Unrelated to DNS but forgot the smb.conf:

[global]
        bind interfaces only = Yes
        interfaces = lo eth1
        realm = server.com
        server string = %h univention corporate server
        workgroup = server
        domain master = No
        local master = No
        os level = 65
        preferred master = No
        machine password timeout = 0
        ldap admin dn = "cn=INNOVAUNI2,cn=memberserver,cn=computers,dc=innova,dc=maxx"
        ldap idmap suffix = cn=idmap,cn=univention
        ldap suffix = dc=server,dc=com
        logging = file
        max log size = 0
        usershare max shares = 0
        max xmit = 65535
        time server = Yes
        check password script = /usr/share/univention-samba/password_check %u
        map to guest = Bad User
        ntlm auth = Yes
        obey pam restrictions = Yes
        passwd chat = *New*password* %n\n *Re-enter*new*password* %n\n *password*changed*
        passwd chat timeout = 60
        security = ADS
        deadtime = 15
        max open files = 32808
        host msdfs = No
        set quota command = /usr/sbin/univention-setquota
        template homedir = /home/%D-%U
        template shell = /bin/bash
        winbind enum groups = Yes
        winbind enum users = Yes
        winbind max clients = 500
        winbind nested groups = No
        winbind separator = +
        spoolss: architecture = Windows x64
        idmap config innova : range = 1000-54999
        idmap config innova : backend = nss
        idmap config * : ldap_user_dn = cn=SERVER2,cn=memberserver,cn=computers,dc=innova,dc=maxx
        idmap config * : ldap_url = ldap://SERVER1.innova.maxx:7389
        idmap config * : range = 55000-64000
        idmap config * : backend = ldap
        store dos attributes = Yes
        kernel oplocks = Yes
        include = /etc/samba/base.conf
        acl allow execute always = Yes
        admin users = administrator join-backup

The dns server is still the same


root@SERVER2:~# host SERVER1
SERVER1.server.com has address 10.10.0.30
root@SERVER2:~# host SERVER2
SERVER2.server.com has address 10.10.0.33
root@SERVER2:~#

i get the correct returns on these tests multiple times too, I have not set another DNS server anywere.

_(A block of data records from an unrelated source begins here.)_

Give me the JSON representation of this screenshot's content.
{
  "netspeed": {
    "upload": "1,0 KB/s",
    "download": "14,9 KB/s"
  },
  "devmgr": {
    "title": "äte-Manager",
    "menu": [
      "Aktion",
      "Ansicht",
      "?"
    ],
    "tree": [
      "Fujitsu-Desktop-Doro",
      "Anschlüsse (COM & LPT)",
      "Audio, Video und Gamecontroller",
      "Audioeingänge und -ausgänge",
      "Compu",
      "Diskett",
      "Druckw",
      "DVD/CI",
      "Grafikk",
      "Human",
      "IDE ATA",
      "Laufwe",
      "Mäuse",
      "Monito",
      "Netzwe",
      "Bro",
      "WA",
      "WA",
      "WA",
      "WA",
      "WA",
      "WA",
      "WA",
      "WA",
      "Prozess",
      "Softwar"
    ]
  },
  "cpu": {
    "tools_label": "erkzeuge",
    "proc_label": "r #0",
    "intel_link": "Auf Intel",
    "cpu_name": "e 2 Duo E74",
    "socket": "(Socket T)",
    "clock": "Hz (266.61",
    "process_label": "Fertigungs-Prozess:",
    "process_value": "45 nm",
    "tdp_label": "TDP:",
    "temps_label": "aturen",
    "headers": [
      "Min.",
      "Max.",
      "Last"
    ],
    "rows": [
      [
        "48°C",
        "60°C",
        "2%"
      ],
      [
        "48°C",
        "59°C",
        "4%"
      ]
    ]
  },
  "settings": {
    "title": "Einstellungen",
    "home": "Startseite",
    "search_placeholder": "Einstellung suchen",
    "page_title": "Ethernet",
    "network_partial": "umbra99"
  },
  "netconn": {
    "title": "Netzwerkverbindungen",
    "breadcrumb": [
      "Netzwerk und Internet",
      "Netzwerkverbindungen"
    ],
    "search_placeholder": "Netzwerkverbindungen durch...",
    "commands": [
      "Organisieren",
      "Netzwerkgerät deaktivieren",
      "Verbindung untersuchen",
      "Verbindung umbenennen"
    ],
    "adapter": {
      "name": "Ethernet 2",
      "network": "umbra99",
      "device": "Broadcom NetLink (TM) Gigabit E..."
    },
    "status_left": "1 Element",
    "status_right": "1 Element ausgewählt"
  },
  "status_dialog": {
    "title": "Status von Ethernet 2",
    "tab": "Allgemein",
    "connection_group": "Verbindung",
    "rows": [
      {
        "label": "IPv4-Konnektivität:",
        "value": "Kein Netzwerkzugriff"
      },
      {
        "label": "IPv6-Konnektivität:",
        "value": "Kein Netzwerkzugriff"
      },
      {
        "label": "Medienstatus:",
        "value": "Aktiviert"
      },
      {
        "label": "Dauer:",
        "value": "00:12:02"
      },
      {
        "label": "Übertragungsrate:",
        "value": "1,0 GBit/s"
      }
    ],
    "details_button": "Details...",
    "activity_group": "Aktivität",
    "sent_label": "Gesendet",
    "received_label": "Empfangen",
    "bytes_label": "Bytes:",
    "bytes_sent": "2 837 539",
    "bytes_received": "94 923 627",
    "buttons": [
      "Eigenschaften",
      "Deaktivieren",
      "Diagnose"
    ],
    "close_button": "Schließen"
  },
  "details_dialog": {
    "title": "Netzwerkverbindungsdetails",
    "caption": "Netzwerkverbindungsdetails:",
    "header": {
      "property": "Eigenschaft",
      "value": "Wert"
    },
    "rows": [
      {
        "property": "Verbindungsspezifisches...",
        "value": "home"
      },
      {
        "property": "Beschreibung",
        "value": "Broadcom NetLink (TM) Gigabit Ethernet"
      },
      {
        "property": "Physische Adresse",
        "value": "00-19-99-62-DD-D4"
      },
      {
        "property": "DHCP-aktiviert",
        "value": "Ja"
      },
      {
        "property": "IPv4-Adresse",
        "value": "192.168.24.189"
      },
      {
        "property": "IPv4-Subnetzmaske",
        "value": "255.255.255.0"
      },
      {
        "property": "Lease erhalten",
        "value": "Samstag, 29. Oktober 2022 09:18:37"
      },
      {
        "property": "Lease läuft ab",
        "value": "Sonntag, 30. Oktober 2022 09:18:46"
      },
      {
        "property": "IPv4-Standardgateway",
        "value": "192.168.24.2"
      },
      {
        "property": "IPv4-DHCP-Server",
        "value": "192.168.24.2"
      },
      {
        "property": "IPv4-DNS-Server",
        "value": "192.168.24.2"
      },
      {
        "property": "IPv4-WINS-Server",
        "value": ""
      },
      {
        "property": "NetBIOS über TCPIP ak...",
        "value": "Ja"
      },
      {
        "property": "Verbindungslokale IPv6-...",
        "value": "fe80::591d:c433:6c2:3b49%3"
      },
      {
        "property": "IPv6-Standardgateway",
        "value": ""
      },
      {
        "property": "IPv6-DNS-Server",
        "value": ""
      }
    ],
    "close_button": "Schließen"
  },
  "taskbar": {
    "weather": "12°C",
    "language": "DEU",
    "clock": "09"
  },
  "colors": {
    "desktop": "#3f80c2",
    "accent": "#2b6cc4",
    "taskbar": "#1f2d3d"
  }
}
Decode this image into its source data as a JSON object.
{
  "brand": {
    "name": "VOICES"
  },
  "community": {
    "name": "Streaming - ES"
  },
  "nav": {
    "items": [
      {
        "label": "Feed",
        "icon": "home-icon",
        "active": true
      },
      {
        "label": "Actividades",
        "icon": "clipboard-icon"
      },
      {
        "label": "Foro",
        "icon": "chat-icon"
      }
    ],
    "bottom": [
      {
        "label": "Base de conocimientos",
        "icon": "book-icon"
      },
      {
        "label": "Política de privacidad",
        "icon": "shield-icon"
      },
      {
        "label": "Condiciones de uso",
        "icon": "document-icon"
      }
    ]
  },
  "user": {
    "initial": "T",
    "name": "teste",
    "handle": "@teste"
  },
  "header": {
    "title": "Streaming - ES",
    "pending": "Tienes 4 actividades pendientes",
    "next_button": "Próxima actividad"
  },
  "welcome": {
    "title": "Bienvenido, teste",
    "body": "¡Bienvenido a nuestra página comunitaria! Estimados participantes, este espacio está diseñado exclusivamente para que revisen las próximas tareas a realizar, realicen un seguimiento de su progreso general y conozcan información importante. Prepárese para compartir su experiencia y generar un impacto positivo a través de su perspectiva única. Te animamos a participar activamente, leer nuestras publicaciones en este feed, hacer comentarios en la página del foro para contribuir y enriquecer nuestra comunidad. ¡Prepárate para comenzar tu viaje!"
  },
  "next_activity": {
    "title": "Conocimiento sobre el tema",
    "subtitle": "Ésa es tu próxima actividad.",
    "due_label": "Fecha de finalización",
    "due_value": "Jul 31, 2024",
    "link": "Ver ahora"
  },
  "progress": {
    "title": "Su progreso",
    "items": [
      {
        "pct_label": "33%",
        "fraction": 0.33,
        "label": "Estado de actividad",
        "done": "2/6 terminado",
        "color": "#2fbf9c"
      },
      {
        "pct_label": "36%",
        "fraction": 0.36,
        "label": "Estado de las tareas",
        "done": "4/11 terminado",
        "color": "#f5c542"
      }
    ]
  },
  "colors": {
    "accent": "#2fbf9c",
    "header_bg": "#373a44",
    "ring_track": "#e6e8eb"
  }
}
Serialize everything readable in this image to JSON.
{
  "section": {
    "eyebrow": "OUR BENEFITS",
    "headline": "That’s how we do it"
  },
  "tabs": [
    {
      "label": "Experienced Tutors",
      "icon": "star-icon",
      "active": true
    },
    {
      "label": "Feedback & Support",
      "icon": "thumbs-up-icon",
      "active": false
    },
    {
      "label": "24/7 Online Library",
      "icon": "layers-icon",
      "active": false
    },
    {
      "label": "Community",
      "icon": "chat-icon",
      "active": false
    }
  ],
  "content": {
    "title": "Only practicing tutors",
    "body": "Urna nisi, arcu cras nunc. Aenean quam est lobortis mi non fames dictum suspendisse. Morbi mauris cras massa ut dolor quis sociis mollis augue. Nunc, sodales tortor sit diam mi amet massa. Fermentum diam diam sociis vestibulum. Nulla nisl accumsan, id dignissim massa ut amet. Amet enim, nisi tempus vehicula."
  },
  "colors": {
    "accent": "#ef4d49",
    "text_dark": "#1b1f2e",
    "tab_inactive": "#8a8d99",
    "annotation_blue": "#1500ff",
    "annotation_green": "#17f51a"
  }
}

On innovauni1 (wich is the DNS server) innovauni2 still only got 1 IP address.

Is there further ways to troubleshoot the dns settings?

How does UCS behave when just adding another interface (e.g. eth0) without touching the primary network interface below?

resolv.conf:

domain	server.com
nameserver  10.10.0.30
options timeout:2

When trying to lookup the innovauni2 server it seems not to work though, could that be the problem?

CMD:

C:\Users\Max>nslookup SERVER1
Server:  SERVER1.server.com
Address:  10.10.0.30

*** SERVER2 wurde von SERVER1.server.com nicht gefunden: Non-existent domain.

C:\Users\Max>

Max1 · April 27, 2018, 5:08pm

So basically I solved it by just reinstalling univention on that server and remounting the volume. That way was probably much faster than trying around alot.